Quantitatively assessing the abundances of the composite minerals in terrestrial granite is crucial to understanding the evolutionary history of the earth’s crust and to mineral exploration as well. Prevalent methods of estimating mineral abundances based on the Hapke model by setting the optical constants of the endmembers ahead of time are no longer applicable to terrestrial granite because of the complexity of natural granite, which leads to remarkable uncertainties in these estimations. In this study, we retrieved specific photometric parameters from the bidirectional reflectance spectra measured at a range of incidence, emergence, and phase angles before they were input into the Hapke model and used to estimate the mineral abundances.

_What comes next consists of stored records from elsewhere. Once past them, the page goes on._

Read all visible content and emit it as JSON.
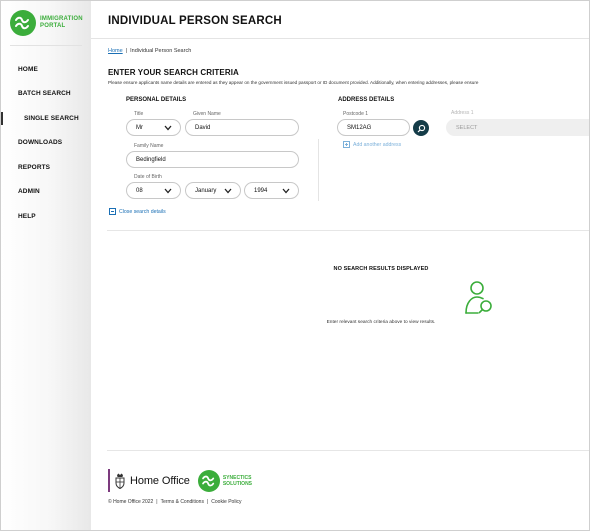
{
  "sidebar": {
    "logo": {
      "line1": "IMMIGRATION",
      "line2": "PORTAL"
    },
    "items": [
      {
        "label": "HOME"
      },
      {
        "label": "BATCH SEARCH"
      },
      {
        "label": "SINGLE SEARCH"
      },
      {
        "label": "DOWNLOADS"
      },
      {
        "label": "REPORTS"
      },
      {
        "label": "ADMIN"
      },
      {
        "label": "HELP"
      }
    ],
    "active_item": "SINGLE SEARCH"
  },
  "header": {
    "title": "INDIVIDUAL PERSON SEARCH"
  },
  "breadcrumb": {
    "home": "Home",
    "separator": "|",
    "current": "Individual Person Search"
  },
  "criteria": {
    "title": "ENTER YOUR SEARCH CRITERIA",
    "instructions": "Please ensure applicants name details are entered as they appear on the government issued passport or ID document provided. Additionally, when entering addresses, please ensure"
  },
  "personal": {
    "title": "PERSONAL DETAILS",
    "title_label": "Title",
    "title_value": "Mr",
    "given_label": "Given Name",
    "given_value": "David",
    "family_label": "Family Name",
    "family_value": "Bedingfield",
    "dob_label": "Date of Birth",
    "dob_day": "08",
    "dob_month": "January",
    "dob_year": "1994"
  },
  "address": {
    "title": "ADDRESS DETAILS",
    "postcode_label": "Postcode 1",
    "postcode_value": "SM12AG",
    "address_label": "Address 1",
    "address_placeholder": "SELECT",
    "add_another": "Add another address"
  },
  "close_search": "Close search details",
  "results": {
    "title": "NO SEARCH RESULTS DISPLAYED",
    "message": "Enter relevant search criteria above to view results."
  },
  "footer": {
    "home_office": "Home Office",
    "synectics_line1": "SYNECTICS",
    "synectics_line2": "SOLUTIONS",
    "copyright": "© Home Office 2022",
    "terms": "Terms & Conditions",
    "cookie": "Cookie Policy",
    "separator": "|"
  },
  "colors": {
    "brand_green": "#3bad3b",
    "search_button": "#143c48",
    "link_blue": "#1a6fb5",
    "home_office_purple": "#7c3a7e"
  },
  "icons": {
    "logo": "immigration-portal-logo",
    "search": "search-icon",
    "add": "plus-box-icon",
    "close": "minus-box-icon",
    "person": "person-pin-icon",
    "crest": "home-office-crest-icon"
  }
}
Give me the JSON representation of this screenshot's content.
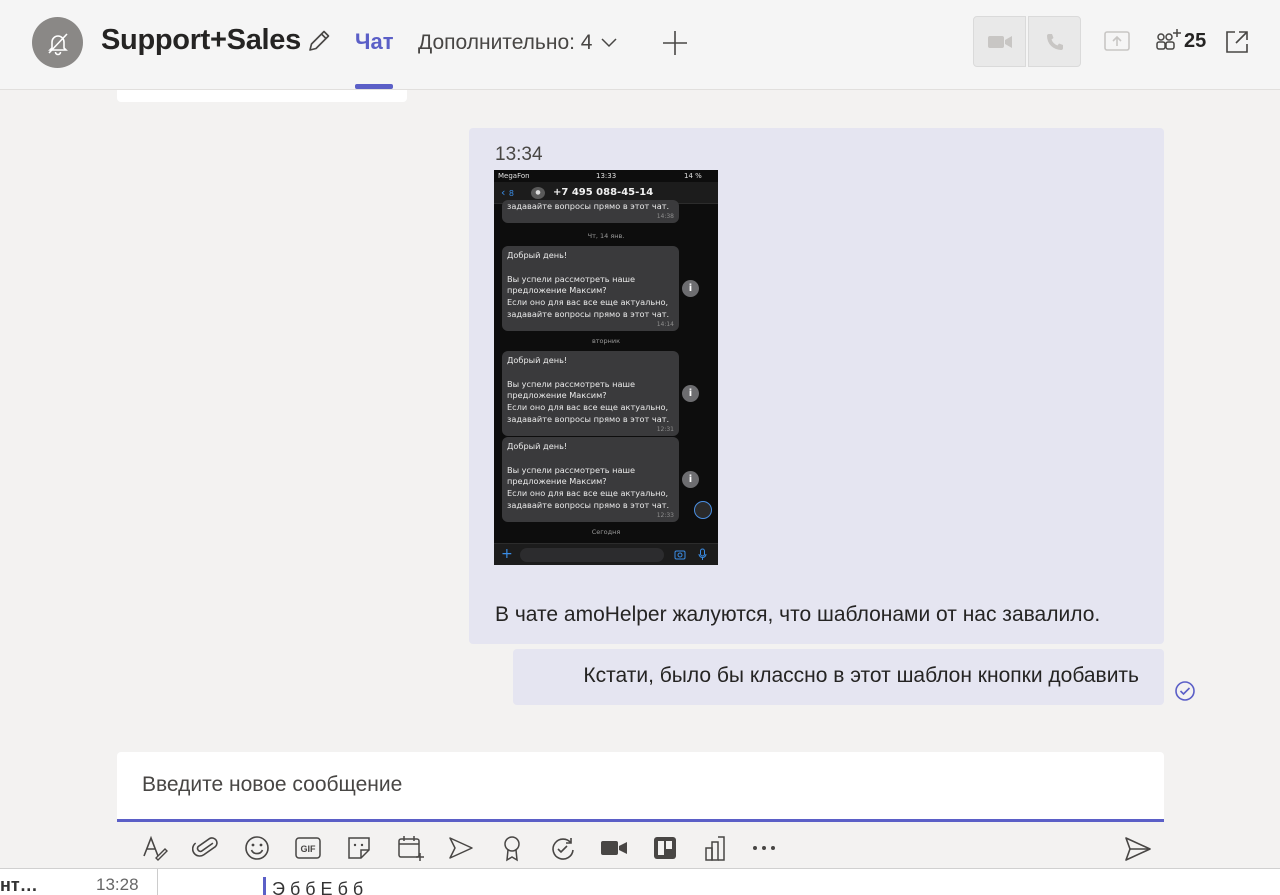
{
  "header": {
    "title": "Support+Sales",
    "tab_chat": "Чат",
    "tab_more": "Дополнительно: 4",
    "participants_count": "25"
  },
  "messages": {
    "time": "13:34",
    "text": "В чате amoHelper жалуются, что шаблонами от нас завалило.",
    "followup": "Кстати, было бы классно в этот шаблон кнопки добавить"
  },
  "phone": {
    "carrier": "MegaFon",
    "clock": "13:33",
    "battery": "14 %",
    "back_label": "8",
    "number": "+7 495 088-45-14",
    "top_fragment": "задавайте вопросы прямо в этот чат.",
    "top_fragment_time": "14:38",
    "date1": "Чт, 14 янв.",
    "date2": "вторник",
    "date3": "Сегодня",
    "bubbles": [
      {
        "lines": [
          "Добрый день!",
          "",
          "Вы успели рассмотреть наше",
          "предложение Максим?",
          "Если оно для вас все еще актуально,",
          "задавайте вопросы прямо в этот чат."
        ],
        "time": "14:14"
      },
      {
        "lines": [
          "Добрый день!",
          "",
          "Вы успели рассмотреть наше",
          "предложение Максим?",
          "Если оно для вас все еще актуально,",
          "задавайте вопросы прямо в этот чат."
        ],
        "time": "12:31"
      },
      {
        "lines": [
          "Добрый день!",
          "",
          "Вы успели рассмотреть наше",
          "предложение Максим?",
          "Если оно для вас все еще актуально,",
          "задавайте вопросы прямо в этот чат."
        ],
        "time": "12:33"
      }
    ]
  },
  "compose": {
    "placeholder": "Введите новое сообщение"
  },
  "toolbar_icons": [
    "format-icon",
    "attach-icon",
    "emoji-icon",
    "gif-icon",
    "sticker-icon",
    "schedule-meeting-icon",
    "stream-icon",
    "praise-icon",
    "loop-icon",
    "video-app-icon",
    "trello-icon",
    "analytics-icon",
    "more-icon"
  ],
  "bottom_strip": {
    "left_text": "нт…",
    "time": "13:28",
    "text": "Э                    б                  б                  Е                                        б                             б"
  },
  "colors": {
    "accent": "#5b5fc7",
    "bubble_bg": "#e5e5f1",
    "page_bg": "#f3f2f1"
  }
}
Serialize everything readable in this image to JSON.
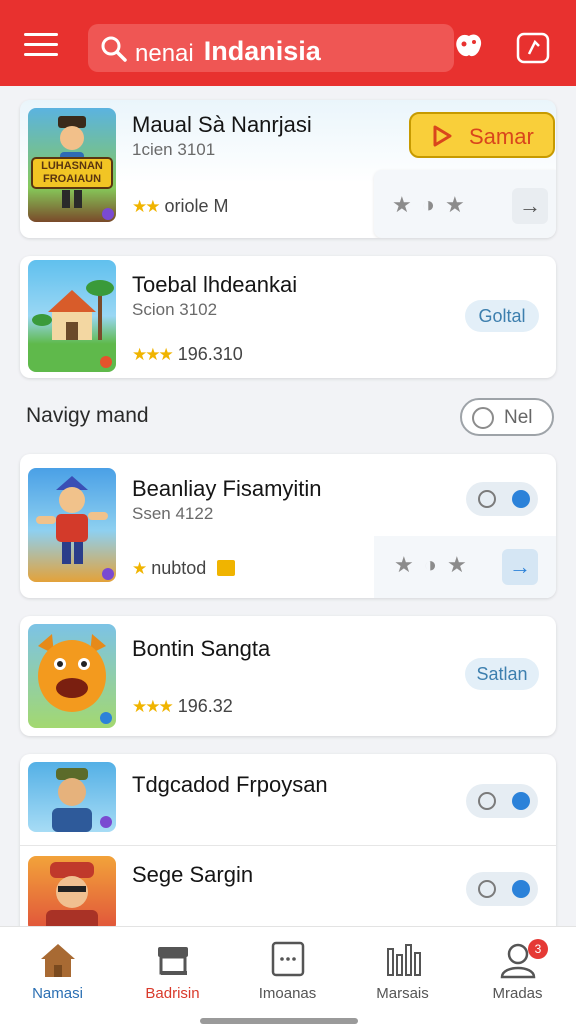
{
  "header": {
    "search_query": "nenai",
    "search_bold": "Indanisia"
  },
  "apps": [
    {
      "title": "Maual Sà Nanrjasi",
      "sub": "1cien  3101",
      "meta": "oriole M",
      "stars": "★★",
      "action": "Samar",
      "thumb_text": "LUHASNAN FROAIAUN"
    },
    {
      "title": "Toebal lhdeankai",
      "sub": "Scion  3102",
      "meta": "196.310",
      "stars": "★★★",
      "action": "Goltal"
    },
    {
      "title": "Beanliay Fisamyitin",
      "sub": "Ssen  4122",
      "meta": "nubtod",
      "stars": "★"
    },
    {
      "title": "Bontin Sangta",
      "sub": "",
      "meta": "196.32",
      "stars": "★★★",
      "action": "Satlan"
    },
    {
      "title": "Tdgcadod Frpoysan",
      "sub": "",
      "meta": ""
    },
    {
      "title": "Sege Sargin",
      "sub": "",
      "meta": ""
    }
  ],
  "section": {
    "title": "Navigy mand",
    "button": "Nel"
  },
  "nav": [
    {
      "label": "Namasi",
      "color": "#2b6fb3"
    },
    {
      "label": "Badrisin",
      "color": "#d93a2b"
    },
    {
      "label": "Imoanas",
      "color": "#555555"
    },
    {
      "label": "Marsais",
      "color": "#555555"
    },
    {
      "label": "Mradas",
      "color": "#555555",
      "badge": "3"
    }
  ],
  "colors": {
    "accent": "#e8312f",
    "star": "#f0b400",
    "pill": "#e3eff8"
  }
}
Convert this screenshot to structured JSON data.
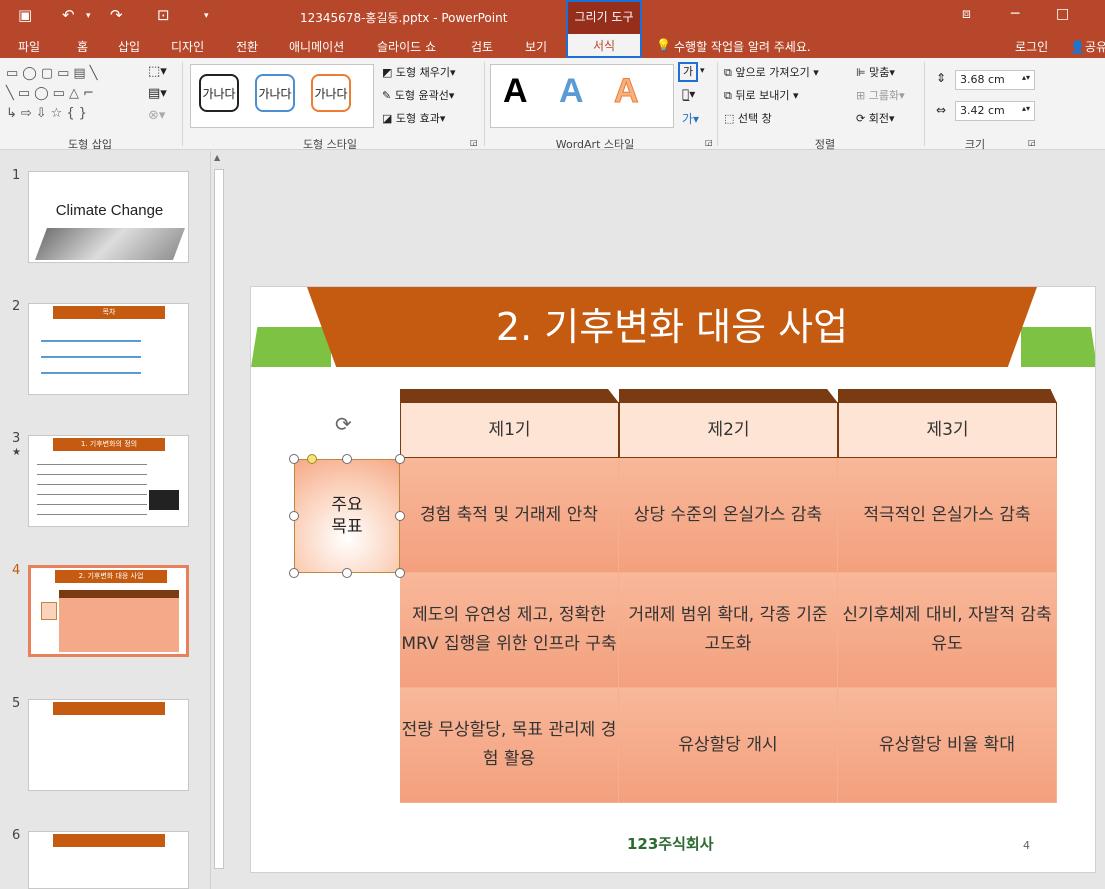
{
  "window": {
    "title": "12345678-홍길동.pptx - PowerPoint",
    "context_tab_group": "그리기 도구"
  },
  "menu": {
    "tabs": [
      "파일",
      "홈",
      "삽입",
      "디자인",
      "전환",
      "애니메이션",
      "슬라이드 쇼",
      "검토",
      "보기"
    ],
    "active_tab": "서식",
    "tell_me": "수행할 작업을 알려 주세요.",
    "login": "로그인",
    "share": "공유"
  },
  "ribbon": {
    "groups": {
      "insert_shapes": "도형 삽입",
      "shape_styles": "도형 스타일",
      "wordart_styles": "WordArt 스타일",
      "arrange": "정렬",
      "size": "크기"
    },
    "shape_style_sample": "가나다",
    "fill": "도형 채우기",
    "outline": "도형 윤곽선",
    "effects": "도형 효과",
    "wordart_sample": "A",
    "text_fill_icon": "가",
    "bring_forward": "앞으로 가져오기",
    "send_backward": "뒤로 보내기",
    "selection_pane": "선택 창",
    "align": "맞춤",
    "group": "그룹화",
    "rotate": "회전",
    "height": "3.68 cm",
    "width": "3.42 cm"
  },
  "thumbnails": [
    {
      "num": "1",
      "text": "Climate Change"
    },
    {
      "num": "2",
      "text": "목차"
    },
    {
      "num": "3",
      "text": "1. 기후변화의 정의"
    },
    {
      "num": "4",
      "text": "2. 기후변화 대응 사업"
    },
    {
      "num": "5",
      "text": ""
    },
    {
      "num": "6",
      "text": ""
    }
  ],
  "slide": {
    "title": "2. 기후변화 대응 사업",
    "key_label_line1": "주요",
    "key_label_line2": "목표",
    "headers": [
      "제1기",
      "제2기",
      "제3기"
    ],
    "rows": [
      [
        "경험 축적 및 거래제 안착",
        "상당 수준의 온실가스 감축",
        "적극적인 온실가스 감축"
      ],
      [
        "제도의 유연성 제고, 정확한 MRV 집행을 위한 인프라 구축",
        "거래제 범위 확대, 각종 기준 고도화",
        "신기후체제 대비, 자발적 감축 유도"
      ],
      [
        "전량 무상할당, 목표 관리제 경험 활용",
        "유상할당 개시",
        "유상할당 비율 확대"
      ]
    ],
    "logo": "123주식회사",
    "page_number": "4"
  },
  "colors": {
    "accent": "#b7472a",
    "slide_orange": "#c55a11",
    "green": "#7dc243",
    "selection": "#1e6fd6"
  }
}
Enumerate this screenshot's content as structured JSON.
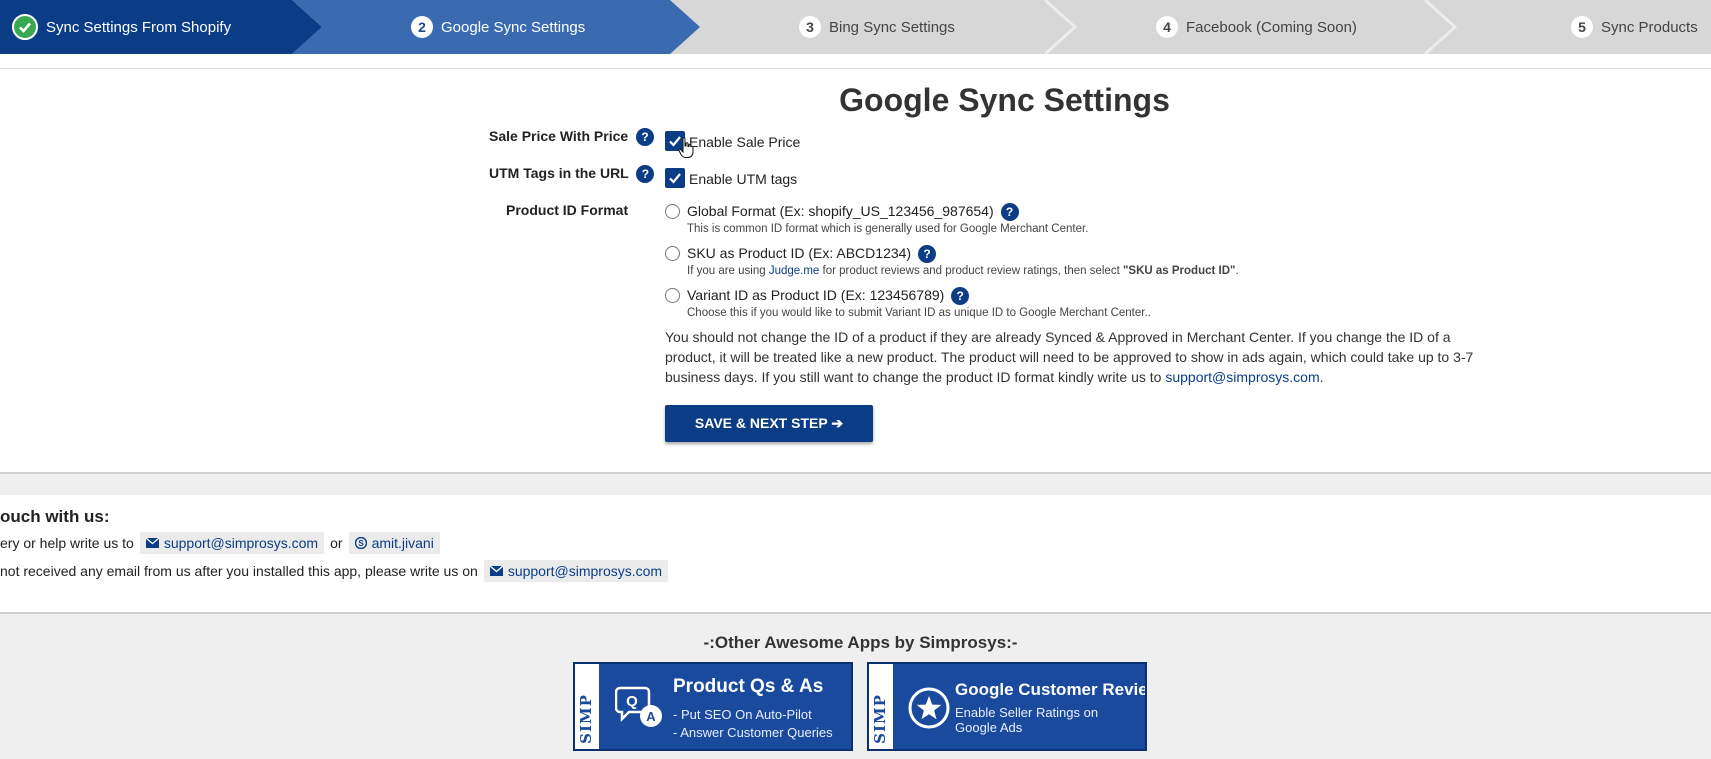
{
  "stepper": {
    "steps": [
      {
        "num": "",
        "label": "Sync Settings From Shopify",
        "state": "done"
      },
      {
        "num": "2",
        "label": "Google Sync Settings",
        "state": "active"
      },
      {
        "num": "3",
        "label": "Bing Sync Settings",
        "state": "todo"
      },
      {
        "num": "4",
        "label": "Facebook (Coming Soon)",
        "state": "todo"
      },
      {
        "num": "5",
        "label": "Sync Products",
        "state": "todo"
      }
    ]
  },
  "form": {
    "title": "Google Sync Settings",
    "sale_price_label": "Sale Price With Price",
    "sale_price_option": "Enable Sale Price",
    "sale_price_checked": true,
    "utm_label": "UTM Tags in the URL",
    "utm_option": "Enable UTM tags",
    "utm_checked": true,
    "product_id_label": "Product ID Format",
    "help_glyph": "?",
    "options": [
      {
        "label": "Global Format (Ex: shopify_US_123456_987654)",
        "hint": "This is common ID format which is generally used for Google Merchant Center."
      },
      {
        "label": "SKU as Product ID (Ex: ABCD1234)",
        "hint_prefix": "If you are using ",
        "hint_link": "Judge.me",
        "hint_mid": " for product reviews and product review ratings, then select ",
        "hint_bold": "\"SKU as Product ID\"",
        "hint_suffix": "."
      },
      {
        "label": "Variant ID as Product ID (Ex: 123456789)",
        "hint": "Choose this if you would like to submit Variant ID as unique ID to Google Merchant Center.."
      }
    ],
    "warning_text": "You should not change the ID of a product if they are already Synced & Approved in Merchant Center. If you change the ID of a product, it will be treated like a new product. The product will need to be approved to show in ads again, which could take up to 3-7 business days. If you still want to change the product ID format kindly write us to ",
    "warning_email": "support@simprosys.com",
    "warning_end": ".",
    "save_button": "SAVE & NEXT STEP ➔"
  },
  "contact": {
    "title": "ouch with us:",
    "line1_prefix": "ery or help write us to",
    "line1_email": "support@simprosys.com",
    "line1_or": "or",
    "line1_skype": "amit.jivani",
    "line2_prefix": "not received any email from us after you installed this app, please write us on",
    "line2_email": "support@simprosys.com"
  },
  "apps": {
    "title": "-:Other Awesome Apps by Simprosys:-",
    "brand": "SIMP",
    "cards": [
      {
        "name": "Product Qs & As",
        "sub1": "- Put SEO On Auto-Pilot",
        "sub2": "- Answer Customer Queries",
        "icon": "qa-chat-icon"
      },
      {
        "name": "Google Customer Reviews",
        "sub1": "Enable Seller Ratings on",
        "sub2": "Google Ads",
        "icon": "star-badge-icon"
      }
    ]
  },
  "colors": {
    "brand_blue": "#0b3d86",
    "active_step": "#3a6bb0",
    "done_step": "#0b3d86",
    "todo_step": "#d7d7d7",
    "check_green": "#3aa852"
  }
}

Four types of granite samples containing the main granitic minerals (quartz, alkali feldspar, and plagioclase) were used to test the effectiveness of our proposed method. The effects of the particle size and dark minerals on the inversion results using the visible near and shortwave infrared (VNIR-SWIR) wavelengths were also examined. The results show that using the photometric parameters retrieved from multiangle measurements as inputs to the Hapke model can produce accurate estimations of the abundances of quartz, alkali feldspar, and plagioclase in both natural and synthetic granite samples. Furthermore, the results demonstrate that the retrieved particle sizes of the particulate samples are close to the ground measurements. Thus, the proposed approach provides a more accurate and efficient estimation of the compositions of terrestrial granites, making it feasible to quickly assess the abundances of the minerals contained in granite.